Taliban prepares to restore dark days in Afghanistan, re-impose repressive laws
The Taliban, who are rapidly gaining territory in Afghanistan as the US withdraws its forces, are demanding that families marry off girls to their fighters and ordering men to grow beards and go to mosques.
During the Taliban's five-year rule (1996-2001) - which was almost universally shunned by other governments but supported militarily and politically by Pakistan - women were prohibited from working, attending school or leaving home without a male relative. Men were forced to grow beards and wear a cap or turban. Music and other forms of entertainment were banned.
Anyone not abiding by this code risked being publicly lashed, beaten or humiliated. Women who disobeyed these rules were sometimes killed, wrote Sher Jan Ahmadzai, in Asia Times.
Taliban is re-imposing repressive laws and retrograde policies in areas captured by them, they are imposing laws that defined its 1996-2001 rule when they enforced their version of Islamic Sharia law.
During peace negotiations and on visits abroad, the Taliban's leadership has expressed both a belief that women have rights under Islamic laws and a desire to reduce violence in Afghanistan.
The group has also pledged to protect such public infrastructure as government buildings, roads and schools, which it has often attacked.
But in newly captured areas their policies are more hard-line, says Ahmadzai.
According to reports by the Afghan stations Radio Liberty and Radio Salam Watandar, Taliban rulers in Afghanistan's north and northeast have asked families to marry off one girl per family to their fighters; said women should not leave home without a male relative, and ordered men to pray in mosques and grow beards.
The Independent Administrative Reform and Civil Service Commission, an Afghan government agency, says public infrastructure has been destroyed and social services halted in many Taliban-controlled areas, leaving 13 million people without public services, reported Asia Times.
All evidence suggests the Taliban still believe in restoring their old system of the emirate, in which an unelected religious leader, or emir, was the ultimate decision-maker.

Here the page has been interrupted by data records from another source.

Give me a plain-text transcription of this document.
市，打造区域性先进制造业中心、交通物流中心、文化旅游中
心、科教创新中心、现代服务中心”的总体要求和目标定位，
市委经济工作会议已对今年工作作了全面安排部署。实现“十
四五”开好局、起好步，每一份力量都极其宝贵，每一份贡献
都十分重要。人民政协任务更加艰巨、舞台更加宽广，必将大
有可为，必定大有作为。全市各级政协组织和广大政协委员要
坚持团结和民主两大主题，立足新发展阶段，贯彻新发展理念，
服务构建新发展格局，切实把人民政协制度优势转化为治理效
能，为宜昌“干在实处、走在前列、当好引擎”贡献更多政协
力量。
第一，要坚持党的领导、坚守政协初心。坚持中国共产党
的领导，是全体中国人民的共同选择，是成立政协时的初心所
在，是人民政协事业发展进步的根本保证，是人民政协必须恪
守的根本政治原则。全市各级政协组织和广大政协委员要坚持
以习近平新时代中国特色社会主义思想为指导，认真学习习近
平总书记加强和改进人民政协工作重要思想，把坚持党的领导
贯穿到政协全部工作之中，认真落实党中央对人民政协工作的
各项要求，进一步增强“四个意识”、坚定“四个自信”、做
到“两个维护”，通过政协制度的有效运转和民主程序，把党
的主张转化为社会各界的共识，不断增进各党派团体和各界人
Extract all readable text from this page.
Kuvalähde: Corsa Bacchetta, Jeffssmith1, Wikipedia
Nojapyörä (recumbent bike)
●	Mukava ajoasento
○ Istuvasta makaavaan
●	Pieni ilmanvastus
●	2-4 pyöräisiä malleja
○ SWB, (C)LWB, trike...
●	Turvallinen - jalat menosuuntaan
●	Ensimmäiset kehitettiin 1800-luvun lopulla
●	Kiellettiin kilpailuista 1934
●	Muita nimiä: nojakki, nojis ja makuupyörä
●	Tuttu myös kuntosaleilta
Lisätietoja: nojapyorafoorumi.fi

No one could challenge his verdicts because he was believed to have divine authority from God, says Ahmadzai.
"The Taliban don't believe in democracy. They just want the collapse of the government so they can reconquer Afghanistan and reimpose their system," Ahmad Rashid, a Pakistani journalist who has covered Afghanistan for 20 years, told Germany's Deutsche Welle newspaper in July 2021.
The Taliban's revival of its extremist policies in rural areas has filled many women in the cities with dread.
"I'm worried that women could return to the dark days of the past when we were just housewives and banned from taking part in society, culture, politics, and even sport. What happens when the Taliban takes over the cities? What will happen to women then?" asked Sanam Sadat, an activist in Faryab's provincial capital, Maimana, which is under government control.